You might think that your lists are being fully evaluated because of the all condition, but all will short circuit; if your x-coordinate is too big, the y- and z- coordinates won’t be checked, and so they remain as thunks.

I bet if you bang up x, y, and z in fTest2, your memory problems go away. For fTest I’m not so sure; you might have to compose that with force.

emiruz · February 28, 2024, 9:43am

shebangs on x,y,z dont make a difference unfortunately.

emiruz · February 28, 2024, 9:50am

Thank you for this analysis. Try this:

fTest3 v = let x = v V.! 0
               y = v V.! 1
               z = v V.! 2 in
             V.fromList [2*(x-1),2*(y-2),2*(z-3)]

This brings back the memory leak in your version, and I don’t understand why.

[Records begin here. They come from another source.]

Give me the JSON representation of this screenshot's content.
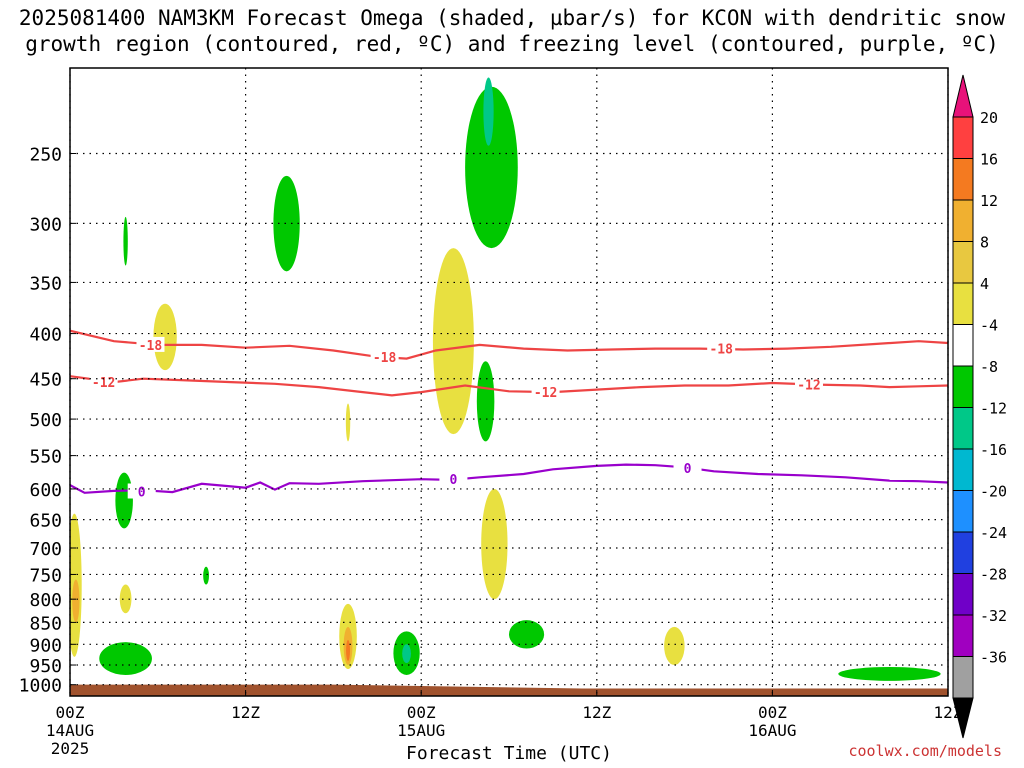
{
  "chart_data": {
    "type": "heatmap",
    "title_line1": "2025081400 NAM3KM Forecast Omega (shaded, µbar/s) for KCON with dendritic snow",
    "title_line2": "growth region (contoured, red, ºC) and freezing level (contoured, purple, ºC)",
    "xlabel": "Forecast Time (UTC)",
    "x_ticks": [
      {
        "hours": 0,
        "label": "00Z",
        "sub1": "14AUG",
        "sub2": "2025"
      },
      {
        "hours": 12,
        "label": "12Z",
        "sub1": "",
        "sub2": ""
      },
      {
        "hours": 24,
        "label": "00Z",
        "sub1": "15AUG",
        "sub2": ""
      },
      {
        "hours": 36,
        "label": "12Z",
        "sub1": "",
        "sub2": ""
      },
      {
        "hours": 48,
        "label": "00Z",
        "sub1": "16AUG",
        "sub2": ""
      },
      {
        "hours": 60,
        "label": "12Z",
        "sub1": "",
        "sub2": ""
      }
    ],
    "xlim_hours": [
      0,
      60
    ],
    "y_ticks": [
      250,
      300,
      350,
      400,
      450,
      500,
      550,
      600,
      650,
      700,
      750,
      800,
      850,
      900,
      950,
      1000
    ],
    "ylim_hpa": [
      200,
      1030
    ],
    "y_scale": "log-pressure",
    "grid": true,
    "colorbar": {
      "labels": [
        "20",
        "16",
        "12",
        "8",
        "4",
        "-4",
        "-8",
        "-12",
        "-16",
        "-20",
        "-24",
        "-28",
        "-32",
        "-36"
      ],
      "colors": [
        "#ff4040",
        "#f47a20",
        "#f0b030",
        "#e8c840",
        "#e8e040",
        "#ffffff",
        "#00c800",
        "#00c888",
        "#00b8d0",
        "#1e90ff",
        "#2040e0",
        "#7000c8",
        "#a000c0",
        "#a0a0a0"
      ],
      "top_color": "#e8127a",
      "bottom_color": "#000000"
    },
    "contours": [
      {
        "label": "-18",
        "color": "#ee4444",
        "points": [
          [
            0,
            397
          ],
          [
            3,
            408
          ],
          [
            6,
            412
          ],
          [
            9,
            412
          ],
          [
            12,
            415
          ],
          [
            15,
            413
          ],
          [
            18,
            418
          ],
          [
            21,
            425
          ],
          [
            23,
            427
          ],
          [
            25,
            418
          ],
          [
            28,
            412
          ],
          [
            31,
            416
          ],
          [
            34,
            418
          ],
          [
            37,
            417
          ],
          [
            40,
            416
          ],
          [
            43,
            416
          ],
          [
            46,
            417
          ],
          [
            49,
            416
          ],
          [
            52,
            414
          ],
          [
            55,
            411
          ],
          [
            58,
            408
          ],
          [
            60,
            410
          ]
        ],
        "label_at": [
          [
            5.5,
            412
          ],
          [
            21.5,
            425
          ],
          [
            44.5,
            416
          ]
        ]
      },
      {
        "label": "-12",
        "color": "#ee4444",
        "points": [
          [
            0,
            447
          ],
          [
            3,
            454
          ],
          [
            5,
            450
          ],
          [
            8,
            452
          ],
          [
            11,
            454
          ],
          [
            14,
            456
          ],
          [
            17,
            460
          ],
          [
            20,
            466
          ],
          [
            22,
            470
          ],
          [
            24,
            466
          ],
          [
            27,
            458
          ],
          [
            30,
            465
          ],
          [
            33,
            466
          ],
          [
            36,
            463
          ],
          [
            39,
            460
          ],
          [
            42,
            458
          ],
          [
            45,
            458
          ],
          [
            48,
            455
          ],
          [
            51,
            457
          ],
          [
            54,
            458
          ],
          [
            56,
            460
          ],
          [
            58,
            459
          ],
          [
            60,
            458
          ]
        ],
        "label_at": [
          [
            2.3,
            454
          ],
          [
            32.5,
            466
          ],
          [
            50.5,
            457
          ]
        ]
      },
      {
        "label": "0",
        "color": "#9900cc",
        "points": [
          [
            0,
            594
          ],
          [
            1,
            606
          ],
          [
            3,
            603
          ],
          [
            5,
            602
          ],
          [
            7,
            605
          ],
          [
            9,
            592
          ],
          [
            11,
            596
          ],
          [
            12,
            598
          ],
          [
            13,
            590
          ],
          [
            14,
            601
          ],
          [
            15,
            591
          ],
          [
            17,
            592
          ],
          [
            20,
            588
          ],
          [
            24,
            585
          ],
          [
            26,
            586
          ],
          [
            28,
            582
          ],
          [
            31,
            577
          ],
          [
            33,
            570
          ],
          [
            36,
            565
          ],
          [
            38,
            563
          ],
          [
            40,
            564
          ],
          [
            42,
            567
          ],
          [
            44,
            573
          ],
          [
            47,
            577
          ],
          [
            50,
            579
          ],
          [
            53,
            582
          ],
          [
            56,
            587
          ],
          [
            58,
            588
          ],
          [
            60,
            590
          ]
        ],
        "label_at": [
          [
            4.9,
            604
          ],
          [
            26.2,
            585
          ],
          [
            42.2,
            568
          ]
        ]
      }
    ],
    "shaded_regions": [
      {
        "value_range": "4 to 8",
        "color": "#e8e040",
        "center": [
          6.5,
          385
        ],
        "hours_halfwidth": 0.8,
        "hpa_range": [
          370,
          440
        ]
      },
      {
        "value_range": "4 to 8",
        "color": "#e8e040",
        "center": [
          0.3,
          780
        ],
        "hours_halfwidth": 0.5,
        "hpa_range": [
          640,
          930
        ]
      },
      {
        "value_range": "4 to 8",
        "color": "#e8e040",
        "center": [
          3.8,
          795
        ],
        "hours_halfwidth": 0.4,
        "hpa_range": [
          770,
          830
        ]
      },
      {
        "value_range": "4 to 8",
        "color": "#e8e040",
        "center": [
          19.0,
          890
        ],
        "hours_halfwidth": 0.6,
        "hpa_range": [
          810,
          960
        ]
      },
      {
        "value_range": "4 to 8",
        "color": "#e8e040",
        "center": [
          26.2,
          420
        ],
        "hours_halfwidth": 1.4,
        "hpa_range": [
          320,
          520
        ]
      },
      {
        "value_range": "4 to 8",
        "color": "#e8e040",
        "center": [
          29.0,
          700
        ],
        "hours_halfwidth": 0.9,
        "hpa_range": [
          600,
          800
        ]
      },
      {
        "value_range": "4 to 8",
        "color": "#e8e040",
        "center": [
          41.3,
          905
        ],
        "hours_halfwidth": 0.7,
        "hpa_range": [
          860,
          950
        ]
      },
      {
        "value_range": "4 to 8",
        "color": "#e8e040",
        "center": [
          19.0,
          490
        ],
        "hours_halfwidth": 0.15,
        "hpa_range": [
          480,
          530
        ]
      },
      {
        "value_range": "-8 to -4",
        "color": "#00c800",
        "center": [
          14.8,
          300
        ],
        "hours_halfwidth": 0.9,
        "hpa_range": [
          265,
          340
        ]
      },
      {
        "value_range": "-8 to -4",
        "color": "#00c800",
        "center": [
          28.8,
          245
        ],
        "hours_halfwidth": 1.8,
        "hpa_range": [
          210,
          320
        ]
      },
      {
        "value_range": "-8 to -4",
        "color": "#00c800",
        "center": [
          28.4,
          470
        ],
        "hours_halfwidth": 0.6,
        "hpa_range": [
          430,
          530
        ]
      },
      {
        "value_range": "-8 to -4",
        "color": "#00c800",
        "center": [
          3.8,
          310
        ],
        "hours_halfwidth": 0.15,
        "hpa_range": [
          295,
          335
        ]
      },
      {
        "value_range": "-8 to -4",
        "color": "#00c800",
        "center": [
          3.7,
          620
        ],
        "hours_halfwidth": 0.6,
        "hpa_range": [
          575,
          665
        ]
      },
      {
        "value_range": "-8 to -4",
        "color": "#00c800",
        "center": [
          9.3,
          750
        ],
        "hours_halfwidth": 0.2,
        "hpa_range": [
          735,
          770
        ]
      },
      {
        "value_range": "-8 to -4",
        "color": "#00c800",
        "center": [
          3.8,
          930
        ],
        "hours_halfwidth": 1.8,
        "hpa_range": [
          895,
          975
        ]
      },
      {
        "value_range": "-8 to -4",
        "color": "#00c800",
        "center": [
          23.0,
          920
        ],
        "hours_halfwidth": 0.9,
        "hpa_range": [
          870,
          975
        ]
      },
      {
        "value_range": "-8 to -4",
        "color": "#00c800",
        "center": [
          31.2,
          870
        ],
        "hours_halfwidth": 1.2,
        "hpa_range": [
          845,
          910
        ]
      },
      {
        "value_range": "-8 to -4",
        "color": "#00c800",
        "center": [
          56.0,
          975
        ],
        "hours_halfwidth": 3.5,
        "hpa_range": [
          955,
          990
        ]
      },
      {
        "value_range": "-12 to -8",
        "color": "#00c888",
        "center": [
          28.6,
          225
        ],
        "hours_halfwidth": 0.35,
        "hpa_range": [
          205,
          245
        ]
      },
      {
        "value_range": "-12 to -8",
        "color": "#00c888",
        "center": [
          23.0,
          920
        ],
        "hours_halfwidth": 0.3,
        "hpa_range": [
          900,
          945
        ]
      },
      {
        "value_range": "8 to 12",
        "color": "#f0b030",
        "center": [
          0.4,
          800
        ],
        "hours_halfwidth": 0.25,
        "hpa_range": [
          760,
          850
        ]
      },
      {
        "value_range": "8 to 12",
        "color": "#f0b030",
        "center": [
          19.0,
          910
        ],
        "hours_halfwidth": 0.3,
        "hpa_range": [
          860,
          950
        ]
      },
      {
        "value_range": "12 to 16",
        "color": "#f47a20",
        "center": [
          19.0,
          915
        ],
        "hours_halfwidth": 0.12,
        "hpa_range": [
          890,
          940
        ]
      }
    ],
    "terrain": {
      "color": "#a0522d",
      "hpa_top_start": 1000,
      "hpa_top_end": 1010
    }
  },
  "credit": "coolwx.com/models"
}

This is what my real cost function looks like:

cost v = sqrt $ sum $ map (\(i,j,p)-> (auto p-(v V.! i)*(v V.! (m+j)))^2) ps'

Its then presumably this indexing into the vector that causes the problem (since the real adaMax is identical to yours), but I totally can’t see why. Do you see some way I can modify the cost function to fit the non-leaky format?